Segundo a direção do Colégio Brigadeiro Newton Braga, a Justiça Militar ordenou que as investigações só teriam sequência depois de uma avaliação interna da escola, através de Processos Administrativos Disciplinares (Pads). Investigações não foram comcluidas e os professores seguem trabalhando normalmente

diario da manha

Quatro ex-alunas do Colégio Brigadeiro Newton Braga, na Ilha do Governador, Zona Norte do Rio, buscaram na última terça-feira, 10, a Comissão de Direitos Humanos da OAB para apresentarem novas denúncias de assédio sexual contra dois professores da instituição subordinada à Força Aérea Brasileira (FAB).

As novas denúncias devem ser incluídas no documento que a comissão está preparando para levar ao Ministério Público Federal (MPF), uma vez que a instituição é ligada a uma das forças militares brasileiras. Segundo a coordenadora do Grupo de Trabalho da Criança, Adolescente e Juventude da Comissão de Direitos Humanos da OAB, Patrícia Félix, essas novas denúncias devem continuar encorajando que outras meninas procurem as autoridades em casos de assédios. Ela acredita que a comissão também deve trabalhar na garantia de direitos de crianças e adolescentes.

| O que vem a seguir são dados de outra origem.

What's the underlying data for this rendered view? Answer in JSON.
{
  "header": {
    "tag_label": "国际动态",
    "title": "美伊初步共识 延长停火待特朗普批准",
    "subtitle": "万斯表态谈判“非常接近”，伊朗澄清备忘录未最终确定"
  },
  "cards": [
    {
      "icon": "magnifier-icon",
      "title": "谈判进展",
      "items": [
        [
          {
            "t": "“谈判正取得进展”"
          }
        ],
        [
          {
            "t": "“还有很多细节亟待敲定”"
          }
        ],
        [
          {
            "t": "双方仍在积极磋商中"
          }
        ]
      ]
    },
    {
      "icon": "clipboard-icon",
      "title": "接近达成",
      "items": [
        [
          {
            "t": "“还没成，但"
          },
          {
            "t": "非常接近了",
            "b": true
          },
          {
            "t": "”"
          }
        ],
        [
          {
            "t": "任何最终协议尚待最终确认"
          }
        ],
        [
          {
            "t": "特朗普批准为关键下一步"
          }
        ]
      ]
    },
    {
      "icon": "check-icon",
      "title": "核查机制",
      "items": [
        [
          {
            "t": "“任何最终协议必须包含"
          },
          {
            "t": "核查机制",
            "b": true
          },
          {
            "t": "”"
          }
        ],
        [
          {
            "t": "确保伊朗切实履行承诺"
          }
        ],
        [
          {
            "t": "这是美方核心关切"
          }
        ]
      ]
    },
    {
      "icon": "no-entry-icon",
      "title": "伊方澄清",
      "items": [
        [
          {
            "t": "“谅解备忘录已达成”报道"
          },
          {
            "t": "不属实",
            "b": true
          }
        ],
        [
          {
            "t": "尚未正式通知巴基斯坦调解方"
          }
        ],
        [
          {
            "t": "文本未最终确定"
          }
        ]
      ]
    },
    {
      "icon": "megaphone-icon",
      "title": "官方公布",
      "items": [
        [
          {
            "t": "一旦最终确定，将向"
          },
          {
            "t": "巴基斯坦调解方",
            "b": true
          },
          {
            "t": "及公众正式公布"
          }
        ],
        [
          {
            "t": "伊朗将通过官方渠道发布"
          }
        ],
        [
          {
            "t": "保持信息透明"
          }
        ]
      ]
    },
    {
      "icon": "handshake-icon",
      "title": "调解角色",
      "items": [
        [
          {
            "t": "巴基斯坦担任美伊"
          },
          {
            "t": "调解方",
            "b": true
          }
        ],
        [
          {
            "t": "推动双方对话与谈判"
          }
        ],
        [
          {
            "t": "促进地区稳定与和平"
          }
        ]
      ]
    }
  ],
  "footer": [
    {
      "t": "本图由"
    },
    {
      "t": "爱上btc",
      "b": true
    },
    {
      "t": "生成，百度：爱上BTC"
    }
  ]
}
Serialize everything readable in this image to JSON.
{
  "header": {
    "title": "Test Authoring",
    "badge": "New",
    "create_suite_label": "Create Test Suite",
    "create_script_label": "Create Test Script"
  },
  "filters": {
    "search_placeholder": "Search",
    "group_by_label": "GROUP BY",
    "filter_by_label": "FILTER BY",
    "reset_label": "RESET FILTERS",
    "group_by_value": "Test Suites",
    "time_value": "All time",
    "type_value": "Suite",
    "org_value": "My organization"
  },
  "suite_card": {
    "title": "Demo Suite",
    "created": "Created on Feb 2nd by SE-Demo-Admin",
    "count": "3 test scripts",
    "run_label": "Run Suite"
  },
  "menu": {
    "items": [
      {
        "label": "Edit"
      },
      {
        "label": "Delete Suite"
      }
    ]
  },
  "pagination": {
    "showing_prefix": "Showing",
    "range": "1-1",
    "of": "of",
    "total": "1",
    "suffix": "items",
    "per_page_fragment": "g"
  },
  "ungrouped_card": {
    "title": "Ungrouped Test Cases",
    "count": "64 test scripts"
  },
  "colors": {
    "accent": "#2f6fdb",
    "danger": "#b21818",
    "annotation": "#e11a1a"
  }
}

Conforme os advogados da OAB, o objetivo é de que os professores sejam investigados fora do ambiente escolar, visto que até o momento o inquérito que investiga o caso ainda não foi concluído, mesmo após quase dois anos de trabalho. Segundo a direção do Colégio Brigadeiro Newton Braga, a Justiça Militar ordenou que as investigações só teriam sequência depois de uma avaliação interna da escola, através de Processos Administrativos Disciplinares (Pads).

Essa investigação interna também não foi concluída até o momento e os professores acusados seguem dando aula para menores de idade.